LoPucki accuses bankruptcy lawyers of shopping for the most favorable venues, and bankruptcy courts of seeking to curry favor with large companies and their lawyers by adopting favorable rules and approving higher lawyers' fees. He published his findings in a 2005 book, Courting Failure: How Competition for Big Cases Is Corrupting the Bankruptcy Courts.

LoPucki keeps a database on large public filings and says Wilmington, if anything, has vanquished the opposition.

"Without the case flow continuing to go to Delaware, the judges won't have the work, and not having the work means you get to sit around and look at the walls," LoPucki said. "These are high-powered people. They only have jobs as long as they keep the executives, the lawyers and the [bankruptcy] lenders happy."

LoPucki's analysis is well-known among the tight community of Wilmington bankruptcy lawyers and court employees, who almost uniformly reject it.

"My view is different," said David Bird, the clerk of the federal Bankruptcy Court in Wilmington. "Certainly, anyone can look at the factual situation and draw different conclusions. The way I view it is, the debtor has a choice of a number of different venues, a business judgment is made, and the case is filed. A party can request that a case be transferred, and the fact that there are not many objections" shows that most participants are satisfied.

Whatever the reason, no one disputes that Wilmington now is the center of the bankruptcy universe and that cases are surging.

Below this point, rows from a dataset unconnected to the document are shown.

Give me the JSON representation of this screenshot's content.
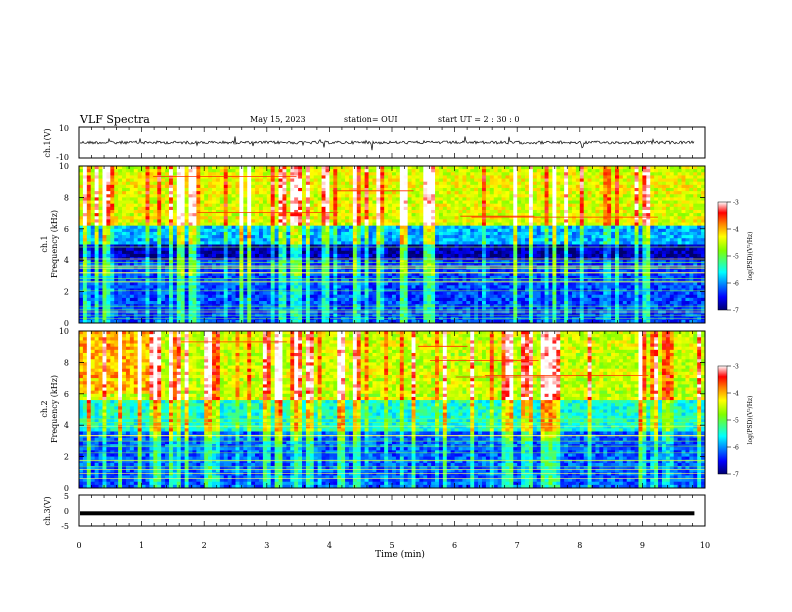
{
  "header": {
    "title": "VLF Spectra",
    "date": "May 15, 2023",
    "station": "station= OUI",
    "start_time": "start UT =  2 : 30 : 0"
  },
  "chart_data": [
    {
      "type": "line",
      "name": "ch1-waveform",
      "ylabel": "ch.1(V)",
      "yticks": [
        "10",
        "-10"
      ],
      "ylim": [
        -10,
        10
      ],
      "xlim": [
        0,
        10
      ],
      "description_values": {
        "baseline": 0,
        "noise_amplitude": 1.5,
        "end_x": 9.83
      }
    },
    {
      "type": "heatmap",
      "name": "ch1-spectrogram",
      "ylabel_line1": "ch.1",
      "ylabel_line2": "Frequency (kHz)",
      "yticks": [
        "0",
        "2",
        "4",
        "6",
        "8",
        "10"
      ],
      "ylim": [
        0,
        10
      ],
      "xlim": [
        0,
        10
      ],
      "colorbar": {
        "label": "log(PSD)(V²/Hz)",
        "ticks": [
          "-3",
          "-4",
          "-5",
          "-6",
          "-7"
        ],
        "range": [
          -7,
          -3
        ],
        "colors": [
          "#00007f",
          "#0000ff",
          "#00ffff",
          "#7fff00",
          "#ffff00",
          "#ff7f00",
          "#ff0000",
          "#ffffff"
        ]
      }
    },
    {
      "type": "heatmap",
      "name": "ch2-spectrogram",
      "ylabel_line1": "ch.2",
      "ylabel_line2": "Frequency (kHz)",
      "yticks": [
        "0",
        "2",
        "4",
        "6",
        "8",
        "10"
      ],
      "ylim": [
        0,
        10
      ],
      "xlim": [
        0,
        10
      ],
      "colorbar": {
        "label": "log(PSD)(V²/Hz)",
        "ticks": [
          "-3",
          "-4",
          "-5",
          "-6",
          "-7"
        ],
        "range": [
          -7,
          -3
        ]
      }
    },
    {
      "type": "line",
      "name": "ch3-waveform",
      "ylabel": "ch.3(V)",
      "yticks": [
        "5",
        "0",
        "-5"
      ],
      "ylim": [
        -5,
        5
      ],
      "xlim": [
        0,
        10
      ],
      "xlabel": "Time (min)",
      "xticks": [
        "0",
        "1",
        "2",
        "3",
        "4",
        "5",
        "6",
        "7",
        "8",
        "9",
        "10"
      ],
      "description_values": {
        "level": -0.9,
        "end_x": 9.83
      }
    }
  ]
}
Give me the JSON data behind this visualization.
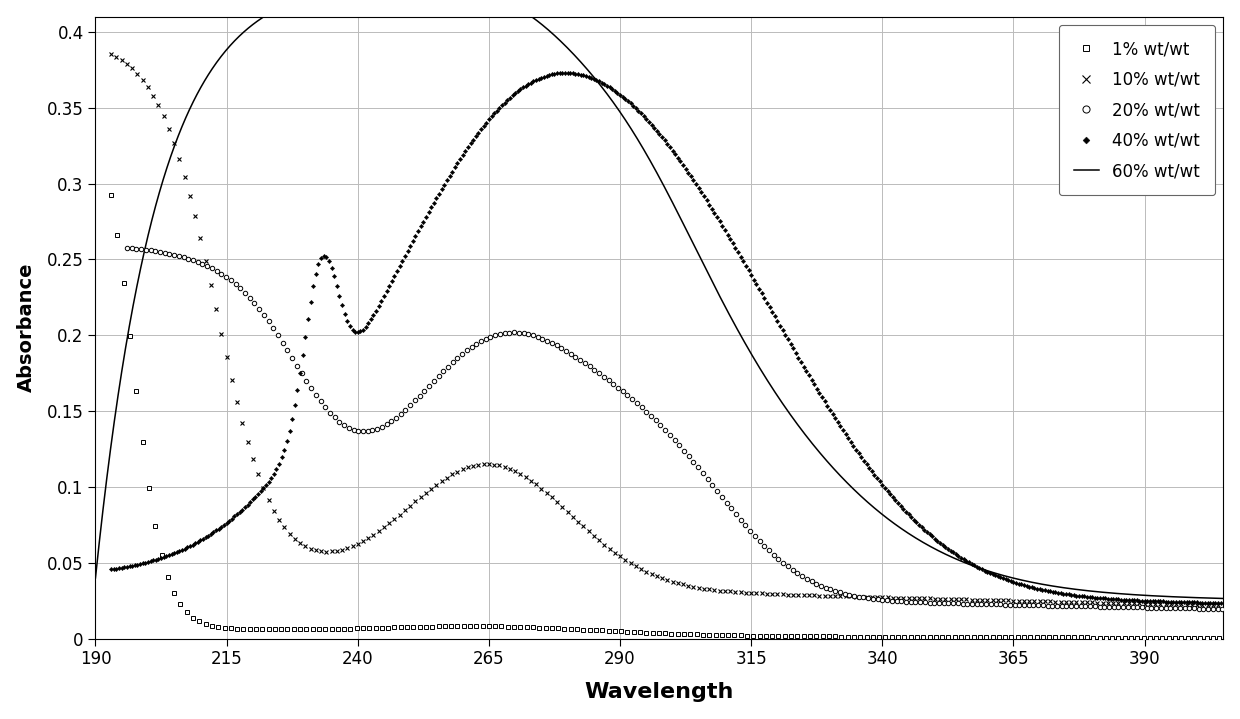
{
  "title": "",
  "xlabel": "Wavelength",
  "ylabel": "Absorbance",
  "xlim": [
    190,
    405
  ],
  "ylim": [
    0,
    0.41
  ],
  "xticks": [
    190,
    215,
    240,
    265,
    290,
    315,
    340,
    365,
    390
  ],
  "yticks": [
    0,
    0.05,
    0.1,
    0.15,
    0.2,
    0.25,
    0.3,
    0.35,
    0.4
  ],
  "ytick_labels": [
    "0",
    "0.05",
    "0.1",
    "0.15",
    "0.2",
    "0.25",
    "0.3",
    "0.35",
    "0.4"
  ],
  "legend_entries": [
    "1% wt/wt",
    "10% wt/wt",
    "20% wt/wt",
    "40% wt/wt",
    "60% wt/wt"
  ],
  "background_color": "#ffffff",
  "grid_color": "#bbbbbb"
}
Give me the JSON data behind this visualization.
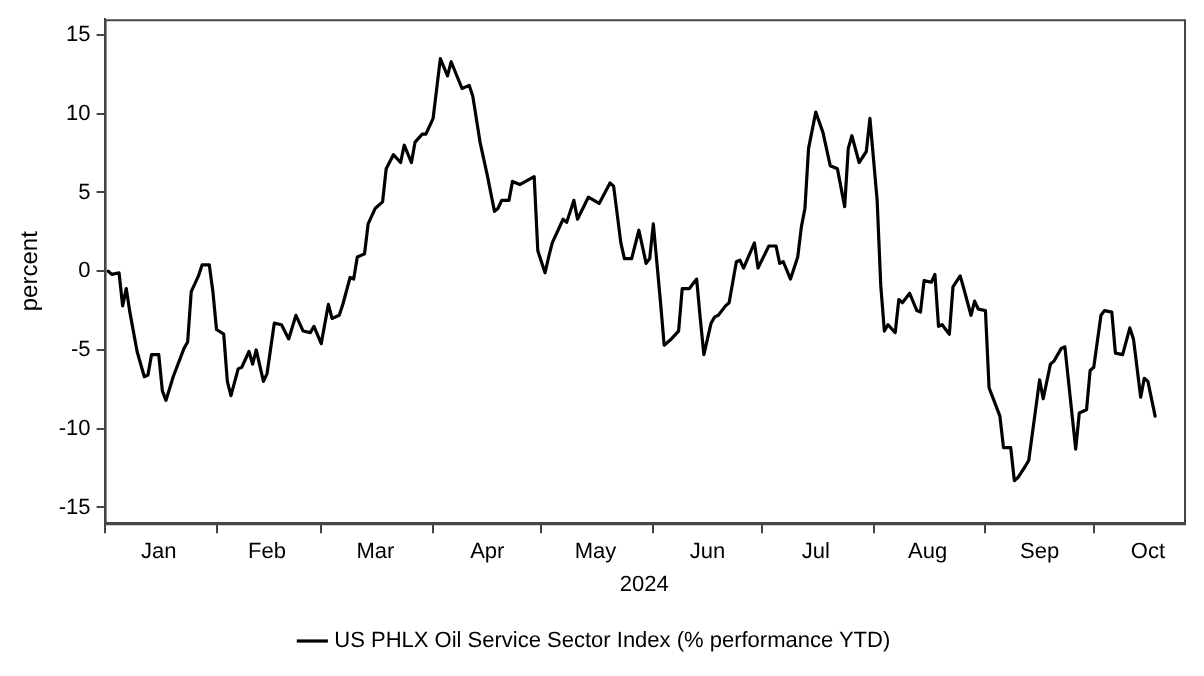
{
  "chart_data": {
    "type": "line",
    "xlabel": "2024",
    "ylabel": "percent",
    "xlim": [
      "2024-01-01",
      "2024-10-26"
    ],
    "ylim": [
      -16,
      16
    ],
    "xticks": [
      {
        "value": "2024-01-01",
        "label": null
      },
      {
        "value": "2024-01-16",
        "label": "Jan"
      },
      {
        "value": "2024-02-01",
        "label": null
      },
      {
        "value": "2024-02-15",
        "label": "Feb"
      },
      {
        "value": "2024-03-01",
        "label": null
      },
      {
        "value": "2024-03-16",
        "label": "Mar"
      },
      {
        "value": "2024-04-01",
        "label": null
      },
      {
        "value": "2024-04-16",
        "label": "Apr"
      },
      {
        "value": "2024-05-01",
        "label": null
      },
      {
        "value": "2024-05-16",
        "label": "May"
      },
      {
        "value": "2024-06-01",
        "label": null
      },
      {
        "value": "2024-06-16",
        "label": "Jun"
      },
      {
        "value": "2024-07-01",
        "label": null
      },
      {
        "value": "2024-07-16",
        "label": "Jul"
      },
      {
        "value": "2024-08-01",
        "label": null
      },
      {
        "value": "2024-08-16",
        "label": "Aug"
      },
      {
        "value": "2024-09-01",
        "label": null
      },
      {
        "value": "2024-09-16",
        "label": "Sep"
      },
      {
        "value": "2024-10-01",
        "label": null
      },
      {
        "value": "2024-10-16",
        "label": "Oct"
      }
    ],
    "yticks": [
      -15,
      -10,
      -5,
      0,
      5,
      10,
      15
    ],
    "grid": false,
    "legend": "bottom",
    "marker": "none",
    "line_style": "solid",
    "series": [
      {
        "name": "US PHLX Oil Service Sector Index (% performance YTD)",
        "color": "#000000",
        "x": [
          "2024-01-02",
          "2024-01-03",
          "2024-01-05",
          "2024-01-06",
          "2024-01-07",
          "2024-01-08",
          "2024-01-10",
          "2024-01-12",
          "2024-01-13",
          "2024-01-14",
          "2024-01-16",
          "2024-01-17",
          "2024-01-18",
          "2024-01-20",
          "2024-01-23",
          "2024-01-24",
          "2024-01-25",
          "2024-01-27",
          "2024-01-28",
          "2024-01-30",
          "2024-01-31",
          "2024-02-01",
          "2024-02-03",
          "2024-02-04",
          "2024-02-05",
          "2024-02-07",
          "2024-02-08",
          "2024-02-10",
          "2024-02-11",
          "2024-02-12",
          "2024-02-14",
          "2024-02-15",
          "2024-02-17",
          "2024-02-19",
          "2024-02-21",
          "2024-02-23",
          "2024-02-25",
          "2024-02-27",
          "2024-02-28",
          "2024-03-01",
          "2024-03-03",
          "2024-03-04",
          "2024-03-06",
          "2024-03-07",
          "2024-03-09",
          "2024-03-10",
          "2024-03-11",
          "2024-03-13",
          "2024-03-14",
          "2024-03-16",
          "2024-03-18",
          "2024-03-19",
          "2024-03-21",
          "2024-03-23",
          "2024-03-24",
          "2024-03-26",
          "2024-03-27",
          "2024-03-29",
          "2024-03-30",
          "2024-04-01",
          "2024-04-03",
          "2024-04-05",
          "2024-04-06",
          "2024-04-09",
          "2024-04-11",
          "2024-04-12",
          "2024-04-14",
          "2024-04-16",
          "2024-04-18",
          "2024-04-19",
          "2024-04-20",
          "2024-04-22",
          "2024-04-23",
          "2024-04-25",
          "2024-04-29",
          "2024-04-30",
          "2024-05-02",
          "2024-05-03",
          "2024-05-04",
          "2024-05-07",
          "2024-05-08",
          "2024-05-10",
          "2024-05-11",
          "2024-05-14",
          "2024-05-17",
          "2024-05-20",
          "2024-05-21",
          "2024-05-23",
          "2024-05-24",
          "2024-05-26",
          "2024-05-28",
          "2024-05-30",
          "2024-05-31",
          "2024-06-01",
          "2024-06-03",
          "2024-06-04",
          "2024-06-06",
          "2024-06-08",
          "2024-06-09",
          "2024-06-11",
          "2024-06-13",
          "2024-06-14",
          "2024-06-15",
          "2024-06-17",
          "2024-06-18",
          "2024-06-19",
          "2024-06-21",
          "2024-06-22",
          "2024-06-24",
          "2024-06-25",
          "2024-06-26",
          "2024-06-29",
          "2024-06-30",
          "2024-07-03",
          "2024-07-05",
          "2024-07-06",
          "2024-07-07",
          "2024-07-09",
          "2024-07-11",
          "2024-07-12",
          "2024-07-13",
          "2024-07-14",
          "2024-07-16",
          "2024-07-18",
          "2024-07-20",
          "2024-07-22",
          "2024-07-24",
          "2024-07-25",
          "2024-07-26",
          "2024-07-28",
          "2024-07-30",
          "2024-07-31",
          "2024-08-02",
          "2024-08-03",
          "2024-08-04",
          "2024-08-05",
          "2024-08-07",
          "2024-08-08",
          "2024-08-09",
          "2024-08-11",
          "2024-08-13",
          "2024-08-14",
          "2024-08-15",
          "2024-08-17",
          "2024-08-18",
          "2024-08-19",
          "2024-08-20",
          "2024-08-22",
          "2024-08-23",
          "2024-08-25",
          "2024-08-26",
          "2024-08-28",
          "2024-08-29",
          "2024-08-30",
          "2024-09-01",
          "2024-09-02",
          "2024-09-04",
          "2024-09-05",
          "2024-09-06",
          "2024-09-08",
          "2024-09-09",
          "2024-09-10",
          "2024-09-12",
          "2024-09-13",
          "2024-09-16",
          "2024-09-17",
          "2024-09-19",
          "2024-09-20",
          "2024-09-22",
          "2024-09-23",
          "2024-09-26",
          "2024-09-27",
          "2024-09-29",
          "2024-09-30",
          "2024-10-01",
          "2024-10-03",
          "2024-10-04",
          "2024-10-06",
          "2024-10-07",
          "2024-10-09",
          "2024-10-11",
          "2024-10-12",
          "2024-10-14",
          "2024-10-15",
          "2024-10-16",
          "2024-10-18"
        ],
        "values": [
          0,
          -0.2,
          -0.1,
          -2.2,
          -1.1,
          -2.6,
          -5.1,
          -6.7,
          -6.6,
          -5.3,
          -5.3,
          -7.6,
          -8.2,
          -6.7,
          -4.9,
          -4.5,
          -1.3,
          -0.3,
          0.4,
          0.4,
          -1.3,
          -3.7,
          -4.0,
          -7.0,
          -7.9,
          -6.2,
          -6.1,
          -5.1,
          -5.9,
          -5.0,
          -7.0,
          -6.5,
          -3.3,
          -3.4,
          -4.3,
          -2.8,
          -3.8,
          -3.9,
          -3.5,
          -4.6,
          -2.1,
          -3.0,
          -2.8,
          -2.1,
          -0.4,
          -0.5,
          0.9,
          1.1,
          3.0,
          4.0,
          4.4,
          6.5,
          7.4,
          6.9,
          8.0,
          6.9,
          8.2,
          8.7,
          8.7,
          9.7,
          13.5,
          12.4,
          13.3,
          11.6,
          11.8,
          11.1,
          8.2,
          6.1,
          3.8,
          4.0,
          4.5,
          4.5,
          5.7,
          5.5,
          6.0,
          1.3,
          -0.1,
          0.9,
          1.8,
          3.3,
          3.1,
          4.5,
          3.3,
          4.7,
          4.3,
          5.6,
          5.4,
          1.8,
          0.8,
          0.8,
          2.6,
          0.5,
          0.8,
          3.0,
          -2.0,
          -4.7,
          -4.3,
          -3.8,
          -1.1,
          -1.1,
          -0.5,
          -3.0,
          -5.3,
          -3.3,
          -2.9,
          -2.8,
          -2.2,
          -2.0,
          0.6,
          0.7,
          0.2,
          1.8,
          0.2,
          1.6,
          1.6,
          0.5,
          0.6,
          -0.5,
          0.9,
          2.8,
          4.0,
          7.8,
          10.1,
          8.8,
          6.7,
          6.5,
          4.1,
          7.8,
          8.6,
          6.9,
          7.6,
          9.7,
          4.5,
          -0.9,
          -3.8,
          -3.4,
          -3.9,
          -1.8,
          -2.0,
          -1.4,
          -2.5,
          -2.6,
          -0.6,
          -0.7,
          -0.2,
          -3.5,
          -3.4,
          -4.0,
          -1.0,
          -0.3,
          -1.1,
          -2.8,
          -1.9,
          -2.4,
          -2.5,
          -7.4,
          -8.6,
          -9.2,
          -11.2,
          -11.2,
          -13.3,
          -13.1,
          -12.4,
          -12.0,
          -6.9,
          -8.1,
          -5.9,
          -5.7,
          -4.9,
          -4.8,
          -11.3,
          -9.0,
          -8.8,
          -6.3,
          -6.1,
          -2.8,
          -2.5,
          -2.6,
          -5.2,
          -5.3,
          -3.6,
          -4.3,
          -8.0,
          -6.8,
          -7.0,
          -9.2
        ]
      }
    ]
  }
}
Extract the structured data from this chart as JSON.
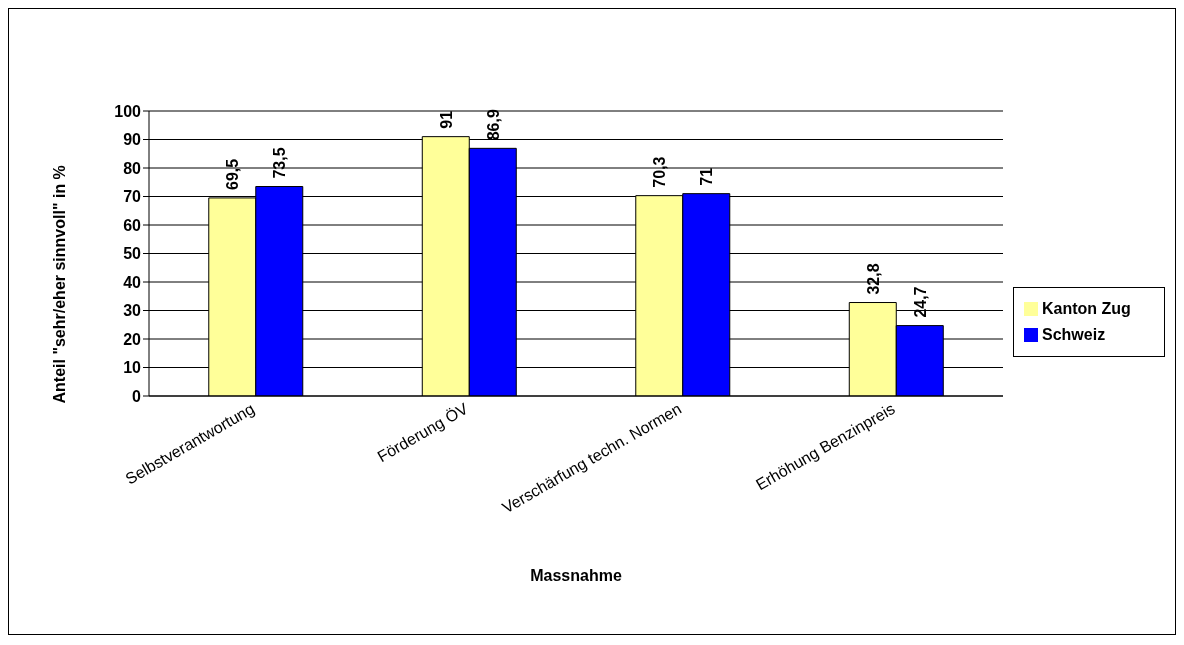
{
  "chart_data": {
    "type": "bar",
    "xlabel": "Massnahme",
    "ylabel": "Anteil \"sehr/eher sinnvoll\" in %",
    "categories": [
      "Selbstverantwortung",
      "Förderung ÖV",
      "Verschärfung techn. Normen",
      "Erhöhung Benzinpreis"
    ],
    "series": [
      {
        "name": "Kanton Zug",
        "color": "#ffff99",
        "values": [
          69.5,
          91,
          70.3,
          32.8
        ],
        "value_labels": [
          "69,5",
          "91",
          "70,3",
          "32,8"
        ]
      },
      {
        "name": "Schweiz",
        "color": "#0000ff",
        "values": [
          73.5,
          86.9,
          71,
          24.7
        ],
        "value_labels": [
          "73,5",
          "86,9",
          "71",
          "24,7"
        ]
      }
    ],
    "ylim": [
      0,
      100
    ],
    "yticks": [
      0,
      10,
      20,
      30,
      40,
      50,
      60,
      70,
      80,
      90,
      100
    ],
    "grid": "y",
    "legend": "right"
  }
}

According to the court's statistics, Chapter 11 filings hit 1,007 this year after a low of 258 just three years ago, at the height of the bull market and strong economy.

By far, the most important metric in the bankruptcy world, however, is the number of big cases. And by this measure, Wilmington is the winner hands down.

From 2000 to 2008, federal bankruptcy courts in Wilmington handled 39 percent of all U.S. filings by companies with assets of $250 million or more, a total of 158 cases, according to statistics compiled by LoPucki. The closest competitor was the federal Bankruptcy Court in Manhattan, which had half as many - 75 - during this period.

Of the 26 big bankruptcy cases over the last two years in jurisdictions around the country, Wilmington's share has grown to 58 percent.

Such cases can generate enormous professional fees. LoPucki estimates that in the Enron Corp. bankruptcy, which was filed in New York, lawyers, investment bankers, accountants and other professionals were paid $1.2 billion. The smaller Montgomery Ward bankruptcy filing in Wilmington in 1997 generated $37 million in fees.

Although Delaware long has been known for its favorable treatment of corporations, Wilmington was not always a bankruptcy hot spot.

Pepper Hamilton L.L.P. lawyer David Stratton, co-chair of the firm's bankruptcy practice, recalls that when he started practicing in Wilmington in the early 1980s, the number of bankruptcy lawyers numbered "five or six." The Delaware Bar Association now lists more than 250 in its bankruptcy section.

By the mid-1990s, the jurisdiction started to gain a reputation for favoring measures that eased the way for companies to exit bankruptcy and get back on their feet again.

As the pace of filings began to pick up, the district's two sitting judges could not keep up, and judges from other jurisdictions were brought in to hear cases.

The workload grew further in 2005 as Congress debated and passed the federal Bankruptcy Reform Act, which made it harder for consumers to escape debt through bankruptcy. Many sought to evade the new restrictions by filing before the law was passed. In anticipation of the greater workload, funding for four additional judges was included in the bill.

In Wilmington, the judges were selected by a committee comprising mostly local bankruptcy lawyers, who forwarded their choices on to the U.S. Court of Appeals for the Third Circuit, in Philadelphia, which made the final decision.

Three of the picks were bankruptcy lawyers; the other had been a bankruptcy judge in Philadelphia.

It is a system that has worked well, contends James Patton of Young Conaway.

"Bankruptcy is really one big transaction, where you are either restructuring or selling assets," he said. "It is pretty rare that anyone wants to get out of Delaware. It does happen from time to time, and our judges are pretty willing to send them away."